Maybe there's hope for some of those immersed in left-wing media.
Liberal radio host Ed Schultz has been decidedly skeptical about claims emanating from the Obama inner circle about whether contact was made between Illinois Gov. Rod Blagojevich and Obama or his surrogates on filling Obama's Senate vacancy.
Schultz hammered away at this on Wednesday's show, focusing on what could be Obama's Achilles' heel in the affair, senior adviser David Axelrod's statement on Nov. 23 that Obama and Blagojevich had spoken about the vacancy (after the scandal broke, Axelrod claimed he "misspoke").
After playing a clip of Axelrod's statement on Nov. 23, Schultz had this to say (audio) --
Well, OK, how can any fair-minded American say, well, that's OK, we're done with that angle of the story. Wait a minute. This is a clear, admitted discrepancy and it makes people wonder what the hell's going on here.
Schultz continued in the same vein in taking calls from listeners, including this response from a caller who praised him for his skepticism (audio) --
Well, look, I think you have to be living underneath a rock not to admit that there are some discrepancies here. There isn't anybody closer to Barack Obama than Axelrod. Axelrod says one thing and then he puts out a statement after the fact saying something else. How can any fair-minded American say, Hey! That's just a mistake. OK, if you want to accept that, that's fine, but I think in fairness we need to point that out. The second thing is, we need to point out, that whether you love Barack Obama or not or whatever, he gave us some Bush-speak yesterday, OK? He has not called for the resignation of the governor but other people have. People are looking to Barack Obama right now, looking for some leadership on this. And to say that he's had no contact? Now, I'm going to take this even a step further, Al (caller). Let me paint this picture. You have two people from the same party, one's a governor, one just got elected to the presidency of the United States. There is a vacancy. How rare would it be for those two not to have any conversation, any contact whatsoever about who's going to go into that vacant Senate seat? I'm just asking the question. How rare is that?
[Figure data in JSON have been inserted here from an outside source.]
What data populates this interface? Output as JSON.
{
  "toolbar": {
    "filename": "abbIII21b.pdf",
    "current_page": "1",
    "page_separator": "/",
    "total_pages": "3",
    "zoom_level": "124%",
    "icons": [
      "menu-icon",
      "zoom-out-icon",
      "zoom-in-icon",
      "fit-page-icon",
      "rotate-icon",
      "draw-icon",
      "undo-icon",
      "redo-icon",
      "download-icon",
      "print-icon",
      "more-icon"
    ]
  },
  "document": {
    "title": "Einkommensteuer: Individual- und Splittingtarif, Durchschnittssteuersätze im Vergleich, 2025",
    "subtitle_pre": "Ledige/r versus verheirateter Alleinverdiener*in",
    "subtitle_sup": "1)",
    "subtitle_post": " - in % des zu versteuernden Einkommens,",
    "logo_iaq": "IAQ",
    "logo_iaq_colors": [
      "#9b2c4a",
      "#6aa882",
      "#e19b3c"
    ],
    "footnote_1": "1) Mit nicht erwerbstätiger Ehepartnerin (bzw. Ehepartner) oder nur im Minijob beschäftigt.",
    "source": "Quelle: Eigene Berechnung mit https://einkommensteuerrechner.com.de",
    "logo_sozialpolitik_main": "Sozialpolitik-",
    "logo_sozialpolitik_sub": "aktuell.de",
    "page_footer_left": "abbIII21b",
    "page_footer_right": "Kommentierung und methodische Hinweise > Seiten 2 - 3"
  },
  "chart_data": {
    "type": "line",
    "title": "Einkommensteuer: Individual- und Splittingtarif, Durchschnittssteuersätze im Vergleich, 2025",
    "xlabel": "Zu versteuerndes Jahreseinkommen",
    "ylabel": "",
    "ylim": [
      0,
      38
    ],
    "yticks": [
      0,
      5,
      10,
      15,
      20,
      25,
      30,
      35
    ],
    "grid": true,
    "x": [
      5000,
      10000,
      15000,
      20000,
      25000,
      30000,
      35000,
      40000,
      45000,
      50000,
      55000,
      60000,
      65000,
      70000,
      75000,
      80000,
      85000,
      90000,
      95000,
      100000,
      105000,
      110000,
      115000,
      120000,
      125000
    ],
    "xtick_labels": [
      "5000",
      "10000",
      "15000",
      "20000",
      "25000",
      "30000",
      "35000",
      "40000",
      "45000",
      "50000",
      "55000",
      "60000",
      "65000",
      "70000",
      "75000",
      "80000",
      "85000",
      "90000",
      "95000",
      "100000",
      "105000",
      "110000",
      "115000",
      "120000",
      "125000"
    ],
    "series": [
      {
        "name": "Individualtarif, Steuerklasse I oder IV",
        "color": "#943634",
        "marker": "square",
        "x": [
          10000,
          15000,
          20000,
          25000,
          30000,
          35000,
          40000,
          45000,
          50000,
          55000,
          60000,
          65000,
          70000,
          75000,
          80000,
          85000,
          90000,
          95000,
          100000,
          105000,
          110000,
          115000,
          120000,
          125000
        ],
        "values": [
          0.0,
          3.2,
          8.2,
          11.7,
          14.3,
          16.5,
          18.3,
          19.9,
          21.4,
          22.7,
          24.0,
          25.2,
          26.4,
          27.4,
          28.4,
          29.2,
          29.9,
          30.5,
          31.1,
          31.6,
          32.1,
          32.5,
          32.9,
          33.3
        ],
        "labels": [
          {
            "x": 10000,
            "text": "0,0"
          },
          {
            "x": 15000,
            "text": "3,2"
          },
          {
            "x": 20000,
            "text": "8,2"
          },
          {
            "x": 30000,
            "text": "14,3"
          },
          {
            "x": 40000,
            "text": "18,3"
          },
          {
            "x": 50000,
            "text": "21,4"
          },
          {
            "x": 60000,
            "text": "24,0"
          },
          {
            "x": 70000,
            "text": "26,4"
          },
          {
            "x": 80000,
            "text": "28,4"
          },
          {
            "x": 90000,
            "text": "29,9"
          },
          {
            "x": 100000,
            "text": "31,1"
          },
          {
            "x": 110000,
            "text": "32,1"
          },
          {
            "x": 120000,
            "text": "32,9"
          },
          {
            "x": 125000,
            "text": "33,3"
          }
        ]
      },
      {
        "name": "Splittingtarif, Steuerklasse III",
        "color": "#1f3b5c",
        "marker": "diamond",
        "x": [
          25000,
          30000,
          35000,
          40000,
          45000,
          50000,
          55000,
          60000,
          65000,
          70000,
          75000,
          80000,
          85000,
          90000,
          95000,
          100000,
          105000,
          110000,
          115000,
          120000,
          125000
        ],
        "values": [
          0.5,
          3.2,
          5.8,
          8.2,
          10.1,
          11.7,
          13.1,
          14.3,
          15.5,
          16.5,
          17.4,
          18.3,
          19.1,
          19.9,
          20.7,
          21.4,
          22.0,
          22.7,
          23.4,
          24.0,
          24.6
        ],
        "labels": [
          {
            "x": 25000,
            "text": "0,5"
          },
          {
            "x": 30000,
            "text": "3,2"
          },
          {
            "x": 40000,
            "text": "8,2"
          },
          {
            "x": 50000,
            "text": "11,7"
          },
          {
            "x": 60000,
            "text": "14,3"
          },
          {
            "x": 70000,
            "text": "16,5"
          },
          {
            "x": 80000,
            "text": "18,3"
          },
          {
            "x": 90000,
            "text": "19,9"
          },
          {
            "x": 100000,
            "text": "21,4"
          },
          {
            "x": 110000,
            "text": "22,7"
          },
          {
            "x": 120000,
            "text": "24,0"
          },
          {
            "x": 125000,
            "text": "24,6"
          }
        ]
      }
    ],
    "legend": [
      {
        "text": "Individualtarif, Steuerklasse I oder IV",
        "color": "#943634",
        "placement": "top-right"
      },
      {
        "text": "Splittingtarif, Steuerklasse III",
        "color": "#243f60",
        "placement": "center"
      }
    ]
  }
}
Axelrod's claim that he "misspoke" didn't cut it, Schultz said (audio) --
Axelrod needs to do more than just put out a statement. I want to see him. I want to hear him. I want to make sure that he made a mistake. Because this soundbite is rather convincing to me in its face value (Axelrod statement played again, followed by Schultz announcing news that Obama is calling on Blagojevich to resign and saying, "Good call, Barack").
Schultz's skepticism was mirrored later on Wednesday when he spoke with ABC News White House correspondent Jake Tapper, to the point that Schultz's earlier comments could easily have been mistaken as queries from a seasoned and professional journalist.
Here's what Tapper had to say (audio) --
What's frustrating is, you know, if you read the criminal complaint against Gov. Blagojevich, there's nothing in here implying that President-elect Obama did anything wrong. In fact, you know, his team comes across as ones who are, as a team that is refusing to pay to play, refusing to give Gov. Blagojevich anything in exchange for naming their preferred candidate to the US Senate. But I don't really quite understand yet why it's taking so long to get answers to what seem to be fairly legitimate and logical questions about why so many members of the Obama inner circle are mentioned in this complaint ...
It would be unusual if nobody on the Obama team talked to anybody on the governor's team at all. Obviously there was a Senate seat to fill and Obama and Blagojevich have known each other for a few years, have some alliances, have some common friends, perhaps most especially Rahm Emanuel, so it would be normal for them to talk. So what did they talk about, was there anything, you know, why was Blagojevich so assured that nobody on the Obama team would give him anything in exchange for naming to the Senate seat? These aren't accusatory questions, these are questions to fill in some of the blanks.
Compare Schultz's criticism to the apologia offered Wednesday by Rachel Maddow on MSNBC, Obama's unofficial PR network. Obama may yet be implicated in the scandal, Maddow said, but based on what is known, "it seems that the GOP is screaming fire about one extinguished matchstick."
Clearly enough, it isn't just the "GOP" asking awkward questions about conflicting smoke signals from the Obama camp.